Между тем Георг некоторое время оставался в ванной, Стена была тонкая, а Георг, как истинный представитель расы господ, отнюдь не старался вести себя тихо. Он со стуком отбросил крышку унитаза и занялся отправлением естественных надобностей. Я все слышал, и позже эти мгновения показались мне верхом унижения, но тогда это свидетельствовало лишь о том, что он совершенно беззаботен и ни о чем не подозревает. Мне припомнились случаи из уголовной хроники, когда преступники, ограбив квартиру, перед тем как скрыться, гадят в комнатах. Они делают это и в насмешку, и чтобы заглушить страх, потому что позыв к таким действиям говорит прежде всего о страхе.
Георг спустил воду и, громко стуча каблуками, вышел из ванной. Он миновал спальню, стукнула входная дверь.
Дверца шкафа распахнулась. Передо мной возник темный силуэт Елены.
— Он ушел, — прошептала она.
Я вышел из шкафа. На кого я был похож? На Ахиллеса, захваченного в женском наряде? Не знаю. Переход от страха к смущению и стыду был почти мгновенным. И хотя я привык к тому, что страх уходит так же быстро, как обрушивается на человека, я не мог сразу прийти в себя. Я еще чувствовал чьи-то пальцы на своем горле — и не знал, что меня ждет: высылка или смерть.
— Ты должен немедленно уехать, — прошептала Елена.
Я взглянул на нее. Почему-то мне показалось, что в глазах у нее я должен прочесть презрение. Может быть, потому, что сразу, как только миновала опасность, я почувствовал себя униженным в своей мужской гордости, хотя ни перед кем, кроме Елены, я такого чувства не испытывал.
Но на лице у нее был один только страх.
— Ты должен уехать, — повторила она. — Это — безумие — приехать сюда.
Хотя секунду назад я сам думал об этом, но сейчас отрицательно покачал головой.
— Надо подождать, — сказал я. — Может быть, он прохаживается возле дома. А вдруг он вернется?
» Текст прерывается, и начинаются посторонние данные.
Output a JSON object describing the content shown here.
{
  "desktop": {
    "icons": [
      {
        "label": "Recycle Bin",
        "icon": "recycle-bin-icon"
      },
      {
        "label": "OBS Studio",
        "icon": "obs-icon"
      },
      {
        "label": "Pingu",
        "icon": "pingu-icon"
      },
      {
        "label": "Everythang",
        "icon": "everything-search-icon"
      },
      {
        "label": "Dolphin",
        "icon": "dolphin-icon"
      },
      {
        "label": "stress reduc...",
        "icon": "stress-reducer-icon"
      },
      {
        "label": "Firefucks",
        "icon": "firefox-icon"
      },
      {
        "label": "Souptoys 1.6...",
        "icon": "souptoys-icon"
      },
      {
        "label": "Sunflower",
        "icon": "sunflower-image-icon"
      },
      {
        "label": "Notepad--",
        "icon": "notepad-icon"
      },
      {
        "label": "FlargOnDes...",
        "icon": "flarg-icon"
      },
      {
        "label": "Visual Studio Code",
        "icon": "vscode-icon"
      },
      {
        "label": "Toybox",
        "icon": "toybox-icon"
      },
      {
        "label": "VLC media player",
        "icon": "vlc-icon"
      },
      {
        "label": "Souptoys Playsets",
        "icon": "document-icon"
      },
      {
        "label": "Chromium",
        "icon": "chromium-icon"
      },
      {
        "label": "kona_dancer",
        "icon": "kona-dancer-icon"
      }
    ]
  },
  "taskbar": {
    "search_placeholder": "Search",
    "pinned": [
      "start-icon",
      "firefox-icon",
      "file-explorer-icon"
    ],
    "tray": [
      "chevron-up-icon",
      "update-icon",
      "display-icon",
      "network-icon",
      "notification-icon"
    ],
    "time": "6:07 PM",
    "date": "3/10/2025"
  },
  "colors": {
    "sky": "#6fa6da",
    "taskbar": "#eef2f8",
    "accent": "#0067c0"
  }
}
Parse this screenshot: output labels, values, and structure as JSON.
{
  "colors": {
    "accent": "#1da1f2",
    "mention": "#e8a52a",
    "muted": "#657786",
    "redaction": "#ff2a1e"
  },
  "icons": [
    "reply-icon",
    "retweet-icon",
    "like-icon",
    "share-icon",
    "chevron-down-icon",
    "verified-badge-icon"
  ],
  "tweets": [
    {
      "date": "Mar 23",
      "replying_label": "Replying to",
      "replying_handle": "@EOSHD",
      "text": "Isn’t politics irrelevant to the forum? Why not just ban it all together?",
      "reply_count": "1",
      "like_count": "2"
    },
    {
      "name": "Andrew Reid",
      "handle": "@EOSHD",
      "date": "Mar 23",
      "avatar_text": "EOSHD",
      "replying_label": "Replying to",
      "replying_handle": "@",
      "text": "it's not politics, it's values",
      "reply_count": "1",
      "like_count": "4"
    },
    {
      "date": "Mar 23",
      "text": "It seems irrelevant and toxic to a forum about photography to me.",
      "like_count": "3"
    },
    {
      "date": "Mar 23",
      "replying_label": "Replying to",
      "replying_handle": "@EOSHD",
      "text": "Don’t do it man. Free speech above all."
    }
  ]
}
— Не думаю. Он ничего не подозревает.
Елена вышла в гостиную, включила свет, раздвинула занавески и выглянула украдкой в окно.
Свет из спальни падал в открытую дверь на пол, как золотой ромб. Она стояла у окна, напряженно согнувшись, будто высматривала дичь.
— На вокзал идти нельзя, — прошептала она. — Тебя там могут узнать. Но ты должен уехать! Я попрошу у Эллы автомобиль и отвезу тебя в Мюнстер. Что мы за идиоты! Тебе невозможно здесь оставаться.
Она
стояла у окна близко, но я знал, что она уже далека от меня. Все предосторожности, которыми мы спасались в течение дня, вдруг рухнули. Перед ней сразу выросла грозящая опасность, она увидела ее собственными глазами.Все предстало вдруг резко и обнаженно, без прикрас, и это ранящее сознание тут же, мгновенно превратилось в жгучее желание. Я хотел, я должен был сжать ее в объятиях, она нужна была мне вся, без остатка. Хотя бы еще один, последний раз. Ошеломленная Елена отвела мои руки и прошептала.
— Нет, нет, не сейчас! Мне нужно позвонить Элле! Подожди, не теперь! Мы должны…
«Мы больше ничего не должны», — подумал я. У меня остается один только час — а потом пусть рушится хоть весь мир. Почему я раньше не почувствовал этого сильнее? Почему я не разбил проклятую стеклянную стену между собой и своим чувством? Уж если мой приезд был бессмысленным, то это становилось еще бессмысленнее. Если мне повезет и я вернусь обратно, я должен захватить от Елены с собой — туда, в серую пустоту, — что-то большее, чем нелепые воспоминания об осторожности и неясном соединении в полусне. Я хотел Елену бодрствующую, ясную, со всеми ее чувствами, глазами, мыслями — всю — а не так, как слепое животное, на рассвете, после долгого сна.
Она защищалась. Она шептала, что Георг может вернуться. Может быть, она в самом деле опасалась этого. Но я слишком часто переживал опасность и умел забывать о ней, как только она проходила. Сейчас, в комнате, наполненной запахом платьев и духов Елены, с кроватью, затянутой сумерками, мне нужно было только одно: обладать ею всем своим существом, всем, что во мне есть.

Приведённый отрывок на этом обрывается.